Bedri Rahmi Eyüboğlu started drinking after her death. In 1949, when he was reading the Karadut poem at the Büyük Kulüp he broke into tears. His wife, Eren Eyüboğlu, left their home and started to live in France. His wife and children would later return to him but his wife never forgot this.

==Works==
Much of Gerekmezyan's works are missing. Her remaining works are found in the Resim ve Heykel Müzesi (Museum of Painting and Sculpture) in Istanbul and in the Private Collection of the Eyüboğlu Family which includes her famous bust of Bedri Rahmi. Some of Mari Gerekmezyan's most famous works include:
- Bust of Prof. Neşet Ömer (1943)
- Bust of Prof. Şekip Tunç (1943)
- Mask of Patrik Mesrob Tin (1944)
- Bust of Yahya Kemal Beyatlı (1945)
- Bust of Bedri Rahmi Eyübğlu

==Awards==
Gerekmezyan was awarded the Ankara Sculpture Exhibit Award for her Busts of Professor Neşet Omer and Professor Şekip Tunç in 1943. She earned the First Place Award at the Ankara State Fine Arts Exhibit for her Bust of poet Yahya Kemal Beyatlı in 1945.

==Relationship with Eyüboğlu==
While Gerekmezyan was a guest student at the sculpture division of Mimar Sinan Fine Arts University (formerly Fine Arts Academy, Istanbul), where she met Bedri Rahmi Eyüboğlu, a married instructor. Throughout the 1940s, Gerekmezyan assisted Bedri Rahmi Eyüboğlu in his artwork. The two fell in love. Their relationship is compared to the likes of Auguste Rodin and Camille Claudel. Gerekmezyan had sculpted many busts of Eyüboğlu and Eyüboğlu likewise drew many sketches of Gerekmezyan.

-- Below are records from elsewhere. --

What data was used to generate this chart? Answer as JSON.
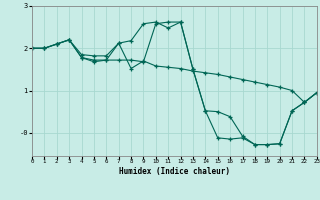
{
  "xlabel": "Humidex (Indice chaleur)",
  "background_color": "#c8ece6",
  "grid_color": "#a8d8d0",
  "line_color": "#006655",
  "xlim": [
    0,
    23
  ],
  "ylim": [
    -0.55,
    3.0
  ],
  "yticks": [
    0,
    1,
    2,
    3
  ],
  "ytick_labels": [
    "-0",
    "1",
    "2",
    "3"
  ],
  "xticks": [
    0,
    1,
    2,
    3,
    4,
    5,
    6,
    7,
    8,
    9,
    10,
    11,
    12,
    13,
    14,
    15,
    16,
    17,
    18,
    19,
    20,
    21,
    22,
    23
  ],
  "series1_x": [
    0,
    1,
    2,
    3,
    4,
    5,
    6,
    7,
    8,
    9,
    10,
    11,
    12,
    13,
    14,
    15,
    16,
    17,
    18,
    19,
    20,
    21,
    22,
    23
  ],
  "series1_y": [
    2.0,
    2.0,
    2.1,
    2.2,
    1.85,
    1.82,
    1.82,
    2.12,
    1.52,
    1.7,
    1.58,
    1.55,
    1.52,
    1.46,
    1.42,
    1.38,
    1.32,
    1.26,
    1.2,
    1.14,
    1.08,
    1.0,
    0.72,
    0.95
  ],
  "series2_x": [
    0,
    1,
    2,
    3,
    4,
    5,
    6,
    7,
    8,
    9,
    10,
    11,
    12,
    13,
    14,
    15,
    16,
    17,
    18,
    19,
    20,
    21,
    22,
    23
  ],
  "series2_y": [
    2.0,
    2.0,
    2.1,
    2.2,
    1.78,
    1.72,
    1.72,
    2.12,
    2.18,
    2.58,
    2.62,
    2.48,
    2.62,
    1.5,
    0.52,
    0.5,
    0.38,
    -0.08,
    -0.28,
    -0.28,
    -0.26,
    0.52,
    0.72,
    0.95
  ],
  "series3_x": [
    0,
    1,
    2,
    3,
    4,
    5,
    6,
    7,
    8,
    9,
    10,
    11,
    12,
    13,
    14,
    15,
    16,
    17,
    18,
    19,
    20,
    21,
    22,
    23
  ],
  "series3_y": [
    2.0,
    2.0,
    2.1,
    2.2,
    1.78,
    1.68,
    1.72,
    1.72,
    1.72,
    1.68,
    2.58,
    2.62,
    2.62,
    1.5,
    0.52,
    -0.12,
    -0.15,
    -0.12,
    -0.28,
    -0.28,
    -0.26,
    0.52,
    0.72,
    0.95
  ]
}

Eyüboğlu wrote his famous poem Karadut (Mulberry) for Mari Gerekmezyan after her death:

Turkish language:

Karadut

Karadutum, çatal karam, çingenem

Nar tanem, nur tanem, bir tanem

Ağaç isem dalımsın salkım saçak

Petek isem balımsın ağulum

Günahımsın, vebalimsin.

Dili mercan, dizi mercan, dişi mercan

Yoluna bir can koyduğum

Gökte ararken yerde bulduğum

Karadutum, çatal karam, çingenem

Daha nem olacaktın bir tanem

Gülen ayvam, ağlayan narımsın

Kadınım, kısrağım, karımsın.

English translation:
 Mulberry
My black mulberry, my forked darky, my Gypsy,

My grain of pomegranate, my grain of light, my only one;

I am a tree, my limbs, a porch hanging with grapes,

I am a hive, you are my honey, my bitter honey,

My sin, my ague.

Tongue of coral, teeth of coral, thighs of oyster,

I gave you a life, my wife,

My black mulberry, my forked darky, my Gypsy,

What more will you be to me, my odd one, queer one,

My smiling quince, my weeping pomegranate,

My baby, my mare, my wife.
— Bedri Rahmi Eyüboğlu

When he first read the poem in public, Eyüboğlu cried. It is believed that Eyüboğlu continued to love Gerekmezyan the rest of his life. The poem would become popular as it was incorporated into Cem Karaca's song Karadut.

==Legacy==
The Getronagan Armenian High School in Istanbul hosted an exhibition for Mari Gerekmezyan in December 2012, organized by famed Armenian-Turkish photographer Ara Güler.